I thunk hard for a moment, and said..."Its seeded?"
He was silent for a bit, shrugs, and like a man that's had a long day says, "I've seen enough".
    We get back to his truck and he took out a file, opening it up and making a few notes under his interior lamp, shaking his head now and again, then closes it up.
I was sweating bullets the whole time.
"You have a nice evening Mr. Trethewey", he says winking. 
"Oh, and happy popping!" he adds, like a man barely able to contain himself, then slams the door.
I bet he could hardly wait to get back to the office in the morning and joke around in the coffee-room about that character out at the hot spring property seeding the area in popcorn.
    Popcorn Meadow, as it became known, grew back in all variation of local vegetation over the years, although no popcorn has popped up yet.  It has become a little overly successful I'm afraid, and I've began to reclaim the area, cutting down alder for firewood and weed-eating and brush-sawing in an effort to get the area back in a more usable state. 

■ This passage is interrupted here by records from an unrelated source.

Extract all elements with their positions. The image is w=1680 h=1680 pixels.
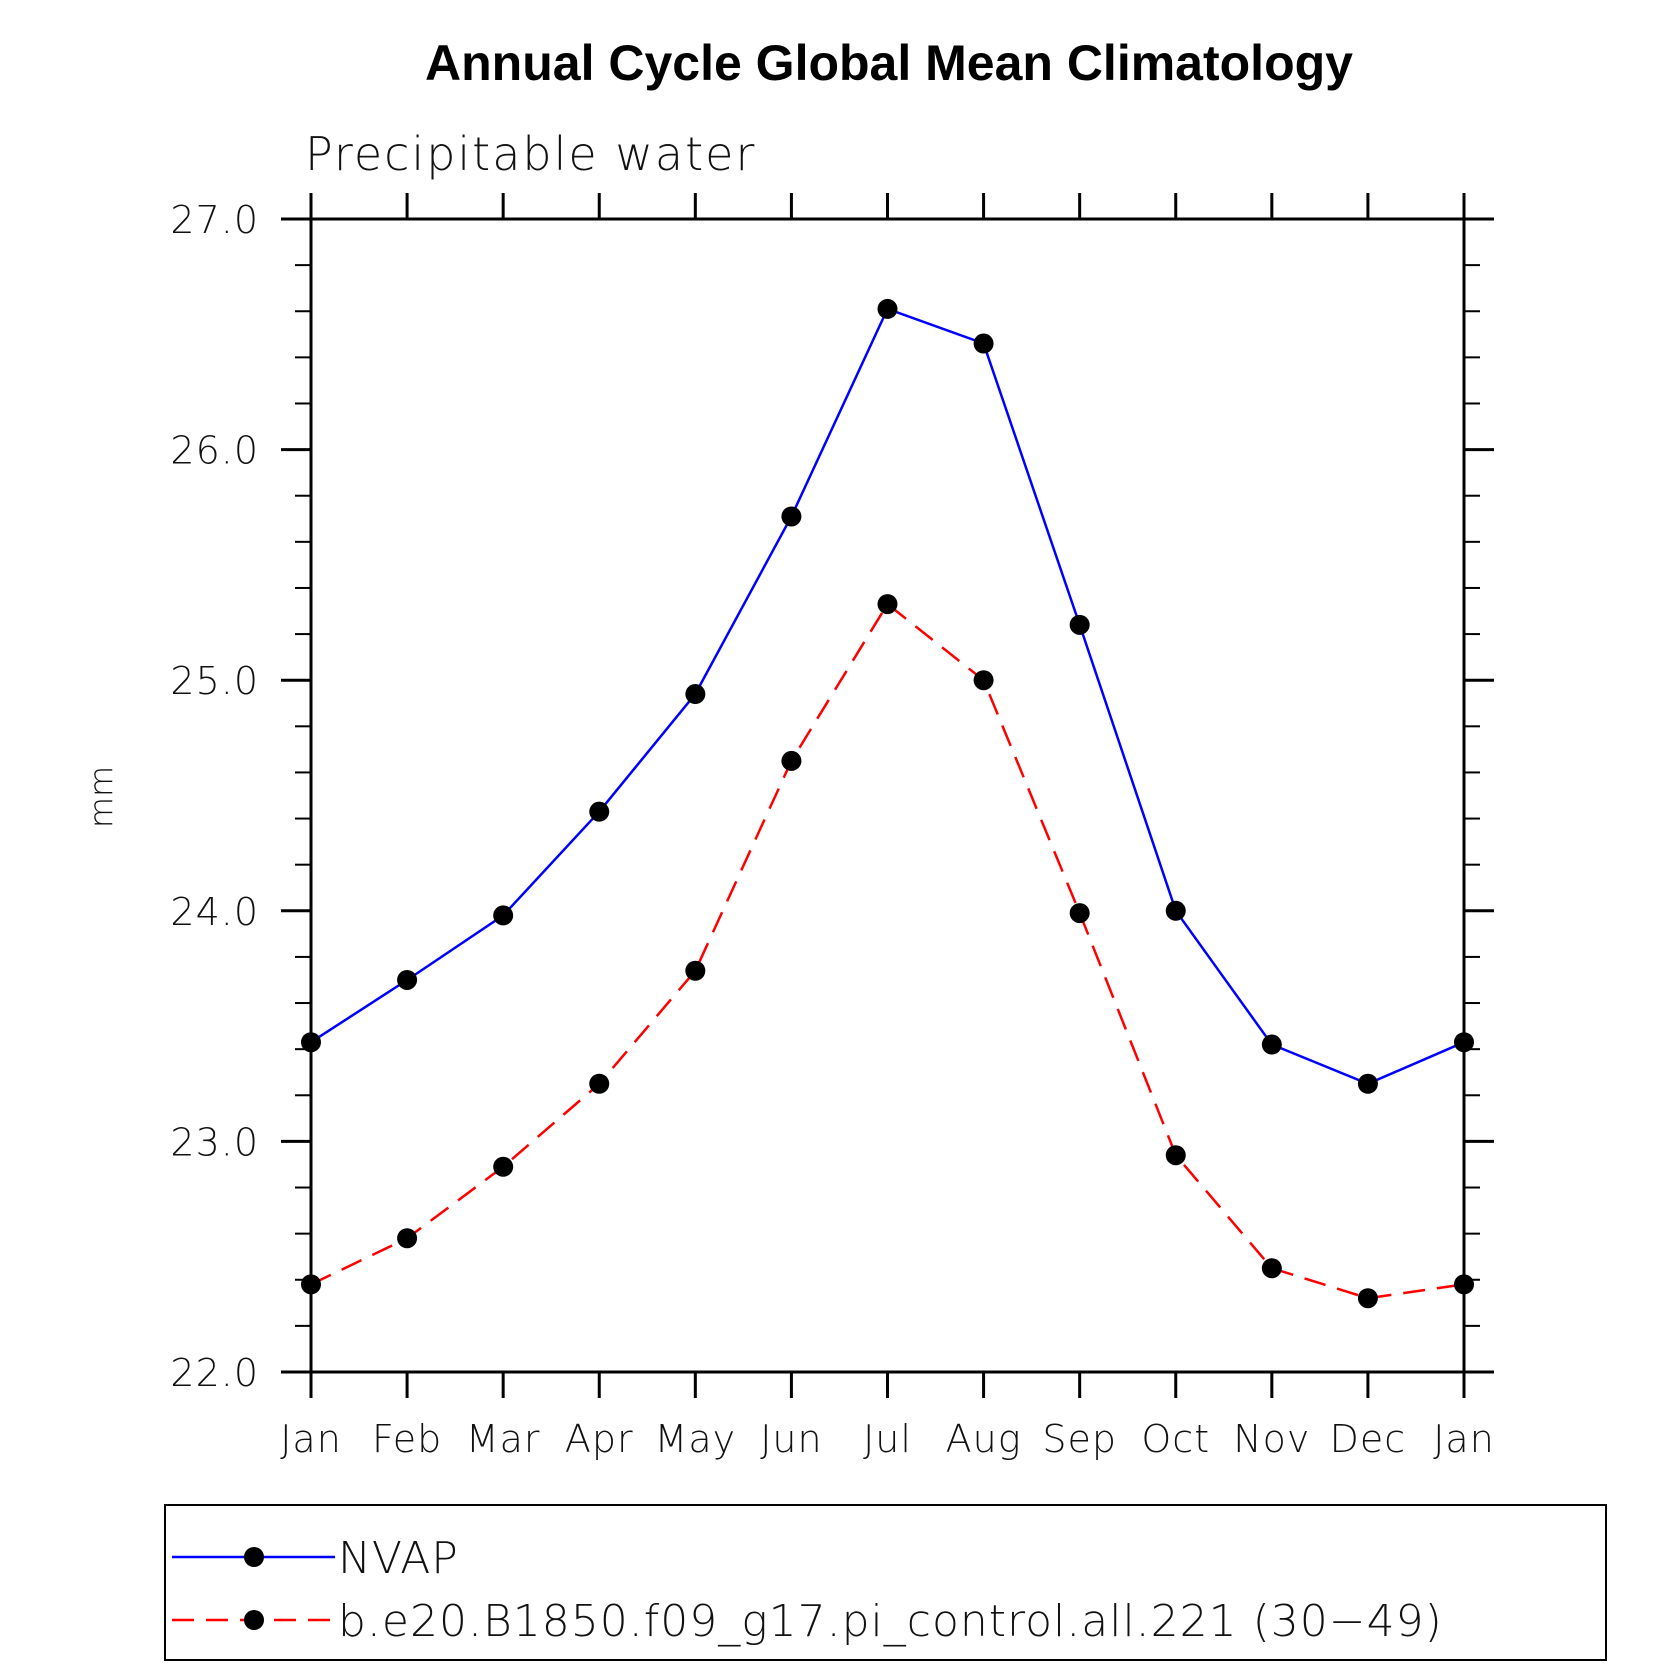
x-tick-label: Aug xyxy=(946,1417,1022,1461)
chart-title: Annual Cycle Global Mean Climatology xyxy=(425,35,1353,91)
x-tick-label: Oct xyxy=(1141,1417,1210,1461)
x-tick-label: Feb xyxy=(372,1417,442,1461)
x-tick-labels: Jan Feb Mar Apr May Jun Jul Aug Sep Oct Nov Dec Jan xyxy=(280,1417,1495,1461)
legend-label-1: NVAP xyxy=(338,1533,459,1584)
data-point xyxy=(1069,614,1090,635)
data-point xyxy=(1261,1034,1282,1055)
data-point xyxy=(877,298,898,319)
data-point xyxy=(685,684,706,705)
data-point xyxy=(397,1228,418,1249)
legend-marker-2 xyxy=(244,1610,264,1630)
data-point xyxy=(973,670,994,691)
plot-frame xyxy=(309,217,1466,1374)
series-layer xyxy=(301,298,1474,1309)
y-tick-label: 24.0 xyxy=(170,890,259,934)
x-tick-label: Jun xyxy=(760,1417,822,1461)
data-point xyxy=(685,960,706,981)
data-point xyxy=(973,333,994,354)
y-tick-label: 27.0 xyxy=(170,198,259,242)
data-point xyxy=(877,594,898,615)
legend-marker-1 xyxy=(244,1547,264,1567)
y-axis-label: mm xyxy=(82,766,120,828)
data-point xyxy=(301,1274,321,1295)
x-tick-label: May xyxy=(655,1417,737,1461)
chart-subtitle: Precipitable water xyxy=(305,127,756,181)
x-tick-label: Dec xyxy=(1330,1417,1407,1461)
data-point xyxy=(781,506,802,527)
data-point xyxy=(493,905,514,926)
data-point xyxy=(1261,1258,1282,1279)
data-point xyxy=(1357,1073,1378,1094)
data-point xyxy=(1357,1288,1378,1309)
series-line-2 xyxy=(310,602,1465,1300)
data-point xyxy=(493,1156,514,1177)
data-point xyxy=(589,801,610,822)
legend-label-2: b.e20.B1850.f09_g17.pi_control.all.221 (… xyxy=(338,1596,1443,1647)
data-point xyxy=(1454,1274,1474,1295)
data-point xyxy=(1165,900,1186,921)
x-tick-label: Sep xyxy=(1042,1417,1117,1461)
y-tick-label: 26.0 xyxy=(170,429,259,473)
y-tick-label: 23.0 xyxy=(170,1120,259,1164)
data-point xyxy=(781,750,802,771)
y-tick-labels: 22.0 23.0 24.0 25.0 26.0 27.0 xyxy=(170,198,259,1395)
series-line-1 xyxy=(310,307,1465,1086)
y-tick-label: 22.0 xyxy=(170,1351,259,1395)
legend-box xyxy=(164,1504,1607,1661)
data-point xyxy=(301,1032,321,1053)
x-tick-label: Mar xyxy=(466,1417,541,1461)
y-tick-label: 25.0 xyxy=(170,659,259,703)
data-point xyxy=(1454,1032,1474,1053)
x-tick-label: Jan xyxy=(1433,1417,1495,1461)
data-point xyxy=(1165,1145,1186,1166)
data-point xyxy=(589,1073,610,1094)
x-tick-label: Jul xyxy=(863,1417,912,1461)
axis-ticks xyxy=(281,193,1494,1398)
legend: NVAP b.e20.B1850.f09_g17.pi_control.all.2… xyxy=(164,1504,1607,1661)
data-point xyxy=(1069,903,1090,924)
x-tick-label: Apr xyxy=(565,1417,634,1461)
x-tick-label: Nov xyxy=(1233,1417,1310,1461)
data-point xyxy=(397,969,418,990)
x-tick-label: Jan xyxy=(280,1417,342,1461)
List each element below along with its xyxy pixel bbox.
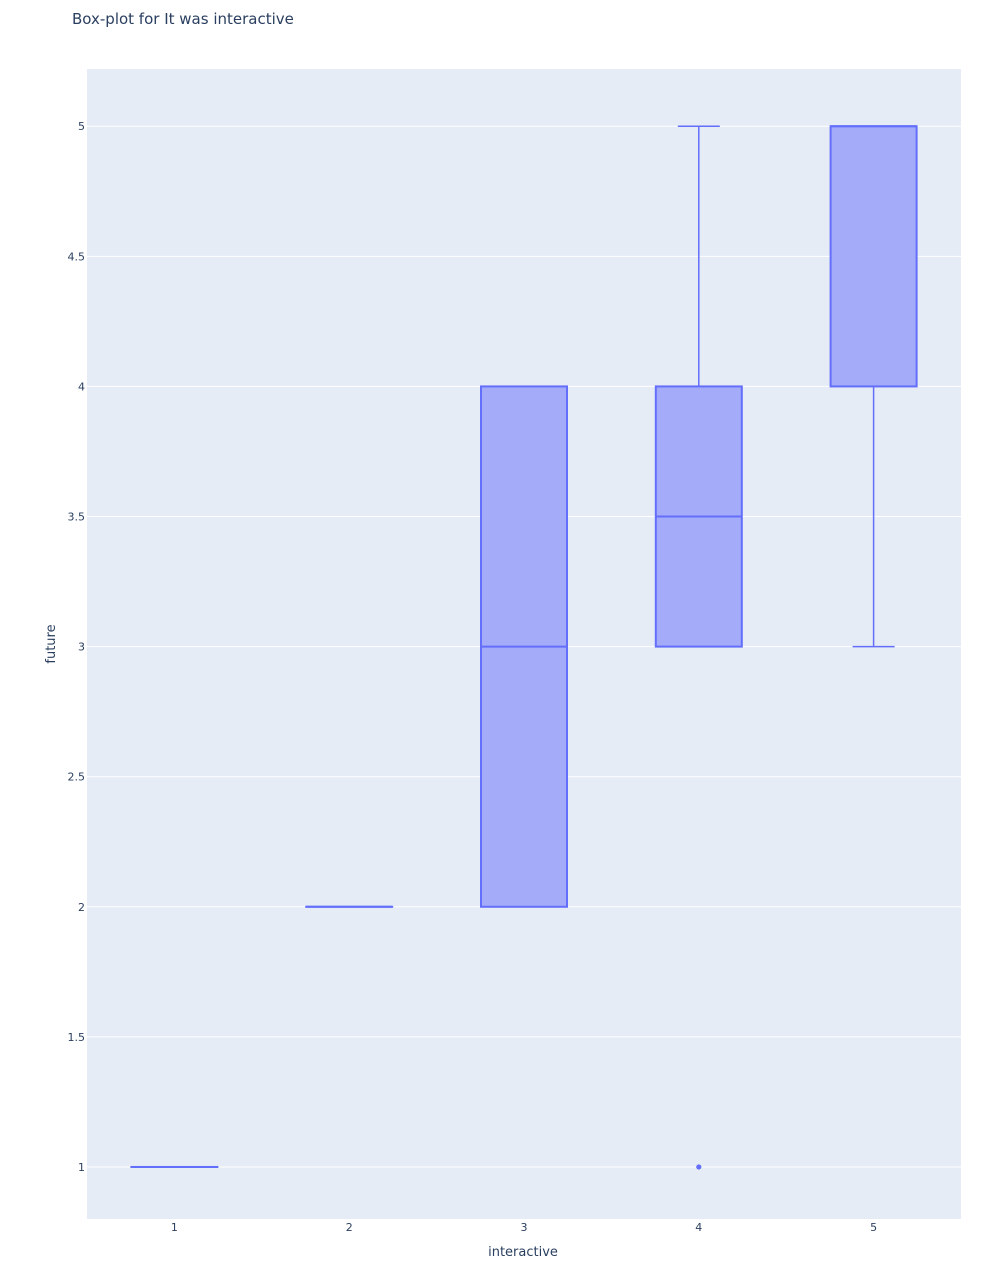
y-tick-label: 5 (78, 120, 85, 133)
box-5 (829, 125, 918, 648)
box-3 (480, 385, 568, 908)
y-tick-label: 1.5 (68, 1031, 86, 1044)
outlier-point (696, 1164, 702, 1170)
chart-title: Box-plot for It was interactive (72, 10, 294, 28)
x-tick-label: 4 (695, 1221, 702, 1234)
y-tick-label: 2.5 (68, 771, 86, 784)
x-tick-label: 3 (521, 1221, 528, 1234)
y-tick-label: 4 (78, 380, 85, 393)
x-tick-label: 2 (346, 1221, 353, 1234)
y-tick-label: 4.5 (68, 250, 86, 263)
box-4 (654, 125, 743, 1170)
y-axis-title: future (44, 624, 59, 663)
y-tick-label: 2 (78, 901, 85, 914)
y-tick-label: 3 (78, 641, 85, 654)
box-series (130, 125, 918, 1170)
y-axis-ticks: 1 1.5 2 2.5 3 3.5 4 4.5 5 (68, 120, 86, 1174)
box-body (829, 125, 918, 388)
x-tick-label: 1 (171, 1221, 178, 1234)
x-axis-title: interactive (488, 1245, 558, 1260)
y-tick-label: 1 (78, 1161, 85, 1174)
x-axis-ticks: 1 2 3 4 5 (171, 1221, 877, 1234)
x-tick-label: 5 (870, 1221, 877, 1234)
y-tick-label: 3.5 (68, 511, 86, 524)
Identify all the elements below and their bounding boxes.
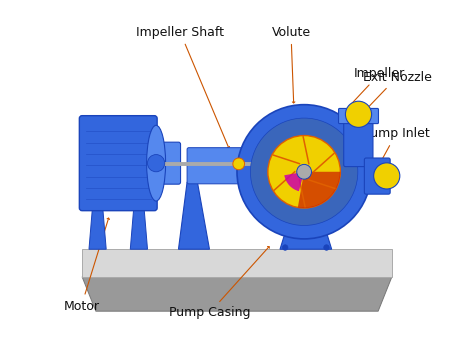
Circle shape bbox=[147, 154, 164, 172]
Text: Impeller: Impeller bbox=[328, 67, 405, 128]
Circle shape bbox=[324, 245, 329, 250]
FancyBboxPatch shape bbox=[79, 116, 157, 211]
Circle shape bbox=[268, 136, 340, 208]
Polygon shape bbox=[179, 182, 210, 249]
Text: Impeller Shaft: Impeller Shaft bbox=[136, 26, 229, 148]
Circle shape bbox=[374, 163, 400, 189]
Circle shape bbox=[346, 101, 372, 127]
Text: Pump Casing: Pump Casing bbox=[169, 247, 269, 319]
Circle shape bbox=[297, 164, 311, 179]
Polygon shape bbox=[82, 249, 392, 277]
Polygon shape bbox=[82, 277, 392, 311]
Polygon shape bbox=[89, 208, 106, 249]
Circle shape bbox=[250, 118, 358, 226]
Polygon shape bbox=[280, 230, 332, 249]
Text: Volute: Volute bbox=[272, 26, 310, 103]
FancyBboxPatch shape bbox=[338, 109, 378, 124]
FancyBboxPatch shape bbox=[154, 142, 181, 184]
Circle shape bbox=[283, 245, 288, 250]
Text: Pump Inlet: Pump Inlet bbox=[363, 127, 429, 163]
FancyBboxPatch shape bbox=[365, 158, 390, 194]
Ellipse shape bbox=[146, 125, 165, 201]
Circle shape bbox=[233, 158, 245, 170]
Wedge shape bbox=[284, 172, 304, 191]
Circle shape bbox=[237, 105, 371, 239]
FancyBboxPatch shape bbox=[187, 148, 249, 184]
Polygon shape bbox=[130, 208, 147, 249]
Text: Exit Nozzle: Exit Nozzle bbox=[361, 71, 431, 114]
Wedge shape bbox=[298, 172, 340, 208]
FancyBboxPatch shape bbox=[344, 117, 373, 167]
Text: Motor: Motor bbox=[64, 218, 109, 313]
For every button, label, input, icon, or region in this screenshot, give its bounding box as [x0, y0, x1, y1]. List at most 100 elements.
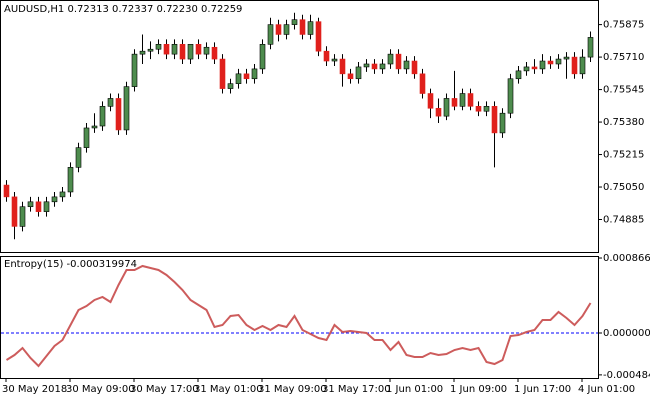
candle-body — [3, 184, 10, 198]
candle-body — [251, 68, 258, 80]
candle-body — [59, 191, 66, 198]
indicator-pane-frame — [0, 256, 599, 379]
candle-body — [235, 73, 242, 84]
candle-body — [547, 60, 554, 65]
candle-body — [403, 60, 410, 70]
candle-body — [75, 147, 82, 168]
candle-body — [571, 56, 578, 75]
indicator-line — [5, 264, 592, 368]
candle-body — [459, 93, 466, 107]
y-tick-label: -0.0004840 — [603, 370, 650, 381]
candle-body — [339, 58, 346, 75]
candle-body — [115, 98, 122, 131]
candle-body — [483, 106, 490, 112]
candle-body — [379, 63, 386, 70]
candle-body — [539, 60, 546, 70]
candle-body — [179, 43, 186, 60]
candle-body — [35, 201, 42, 212]
candle-body — [331, 58, 338, 62]
candle-body — [131, 53, 138, 87]
candle-body — [475, 106, 482, 112]
candle-body — [195, 43, 202, 55]
candle-body — [499, 112, 506, 134]
y-tick-label: 0.0000000 — [603, 328, 650, 339]
candle-body — [307, 21, 314, 35]
candle-body — [227, 83, 234, 89]
x-tick-label: 31 May 09:00 — [258, 384, 327, 395]
candle-body — [523, 66, 530, 72]
candle-body — [67, 167, 74, 193]
candle-body — [155, 43, 162, 50]
candle-body — [387, 53, 394, 65]
x-tick-label: 1 Jun 01:00 — [386, 384, 443, 395]
y-tick-label: 0.0008667 — [603, 253, 650, 264]
candle-body — [291, 19, 298, 25]
x-tick-label: 31 May 17:00 — [322, 384, 391, 395]
candle-body — [187, 43, 194, 60]
candle-body — [347, 73, 354, 80]
candle-body — [43, 201, 50, 212]
x-tick-label: 30 May 09:00 — [66, 384, 135, 395]
x-tick-label: 1 Jun 09:00 — [450, 384, 507, 395]
candle-body — [91, 125, 98, 129]
y-tick-label: 0.75545 — [603, 85, 644, 96]
candle-body — [579, 56, 586, 75]
candle-body — [11, 196, 18, 227]
candle-body — [507, 78, 514, 114]
candle-body — [363, 63, 370, 68]
y-tick-label: 0.75710 — [603, 52, 644, 63]
candle-body — [563, 56, 570, 60]
candle-body — [555, 58, 562, 65]
candle-body — [395, 53, 402, 70]
candle-body — [435, 107, 442, 117]
candle-body — [443, 98, 450, 117]
candle-body — [243, 73, 250, 80]
candle-body — [323, 50, 330, 62]
candle-body — [99, 106, 106, 127]
candle-body — [211, 46, 218, 60]
candle-body — [83, 127, 90, 148]
candle-body — [203, 46, 210, 55]
candle-body — [267, 24, 274, 45]
candle-body — [123, 86, 130, 131]
candle-body — [27, 201, 34, 208]
candle-body — [411, 60, 418, 75]
candle-body — [515, 70, 522, 80]
chart-title: AUDUSD,H1 0.72313 0.72337 0.72230 0.7225… — [4, 4, 242, 15]
indicator-title: Entropy(15) -0.000319974 — [4, 259, 137, 270]
y-tick-label: 0.74885 — [603, 215, 644, 226]
candle-body — [467, 93, 474, 107]
y-tick-label: 0.75380 — [603, 117, 644, 128]
x-tick-label: 30 May 17:00 — [130, 384, 199, 395]
candle-body — [587, 37, 594, 58]
candle-body — [139, 50, 146, 55]
candle-body — [427, 93, 434, 109]
x-tick-label: 1 Jun 17:00 — [514, 384, 571, 395]
candle-body — [371, 63, 378, 70]
x-tick-label: 30 May 2018 — [2, 384, 67, 395]
candle-body — [283, 24, 290, 35]
candle-body — [107, 98, 114, 107]
y-tick-label: 0.75050 — [603, 182, 644, 193]
y-tick-label: 0.75215 — [603, 150, 644, 161]
candle-body — [419, 73, 426, 94]
y-tick-label: 0.75875 — [603, 20, 644, 31]
candle-body — [275, 24, 282, 35]
candle-body — [147, 48, 154, 52]
candle-body — [259, 43, 266, 70]
candle-body — [355, 66, 362, 80]
candle-body — [163, 43, 170, 55]
candle-body — [51, 196, 58, 203]
candle-body — [219, 58, 226, 89]
x-tick-label: 31 May 01:00 — [194, 384, 263, 395]
candle-body — [315, 21, 322, 52]
candle-body — [531, 66, 538, 70]
main-pane-frame — [0, 0, 599, 253]
candle-body — [171, 43, 178, 55]
candle-body — [19, 206, 26, 227]
candle-body — [299, 19, 306, 35]
x-tick-label: 4 Jun 01:00 — [578, 384, 635, 395]
candle-body — [451, 98, 458, 107]
candle-body — [491, 106, 498, 134]
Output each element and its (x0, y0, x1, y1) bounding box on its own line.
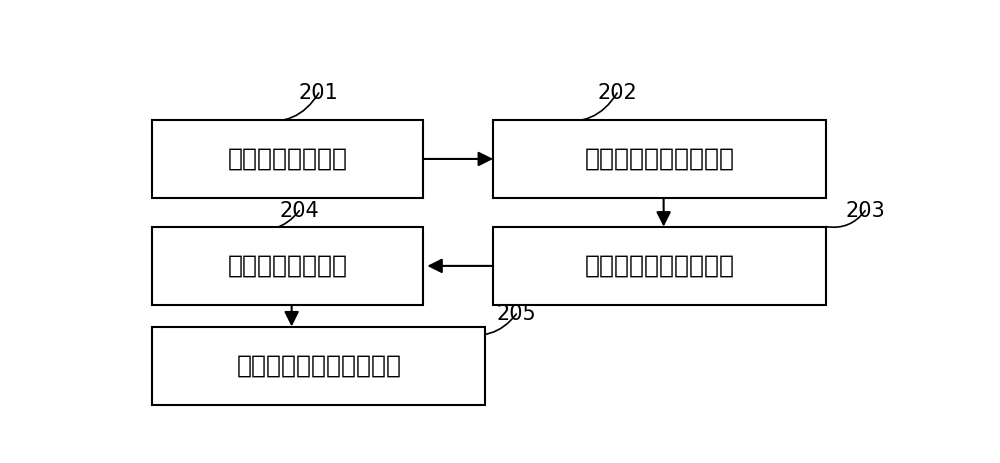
Text: 模拟计算数据获取模块: 模拟计算数据获取模块 (585, 147, 735, 171)
Text: 实验测试数据获取模块: 实验测试数据获取模块 (585, 254, 735, 278)
Text: 205: 205 (496, 304, 536, 324)
FancyBboxPatch shape (493, 120, 826, 198)
Text: 204: 204 (280, 200, 319, 221)
FancyBboxPatch shape (152, 326, 485, 405)
FancyBboxPatch shape (152, 120, 423, 198)
Text: 202: 202 (597, 83, 637, 103)
FancyBboxPatch shape (152, 227, 423, 305)
Text: 203: 203 (845, 200, 885, 221)
Text: 氢分布预测模型获取模块: 氢分布预测模型获取模块 (236, 354, 401, 378)
Text: 校正数据获取模块: 校正数据获取模块 (228, 254, 348, 278)
Text: 基础信息准备模块: 基础信息准备模块 (228, 147, 348, 171)
FancyBboxPatch shape (493, 227, 826, 305)
Text: 201: 201 (299, 83, 339, 103)
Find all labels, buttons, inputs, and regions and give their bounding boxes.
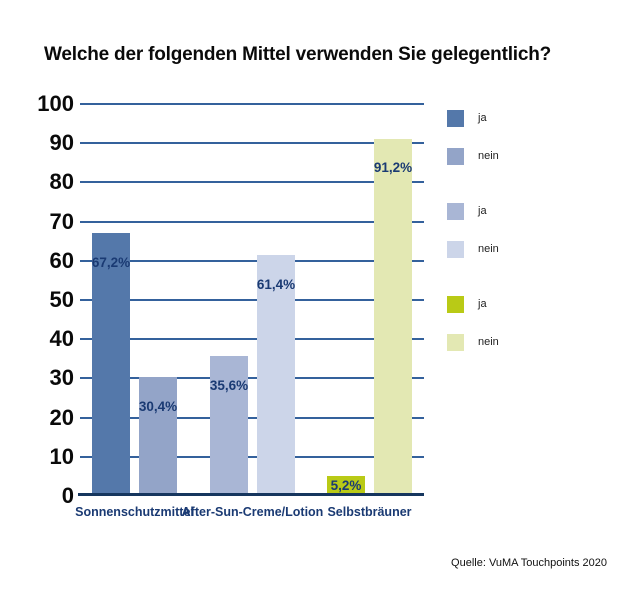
y-tick-label: 70 [49,208,74,234]
legend-label: ja [478,298,487,310]
bar-value-label: 30,4% [138,398,178,414]
legend-label: nein [478,242,499,255]
legend-swatch [447,240,464,258]
y-tick-label: 50 [49,287,74,312]
y-tick-label: 30 [49,365,74,391]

    I knew much hard work lay ahead of me, so the first thing I did was build a swing to sit down on and think about it. After I managed to stack up a pile of branches and junk by hand I spent untold hours swinging and watching it dry for a month or two until conditions were right for a burn.

     It was certainly nowhere near the 4 story high inferno that was there in '94, but it was still a pretty good fire to stand around and admire, it cleaned-up the area and brought back some memories from that first year.
   Theres plenty to do down there yet, but this is going to be a long drawn out side project for sure. Eventually, maybe a common area fire-pit for guests or something down there would look good, we'll see. Or not, but it is a special place down there for sure with the creek and all, not to mention a swinging thinking-seat already in place.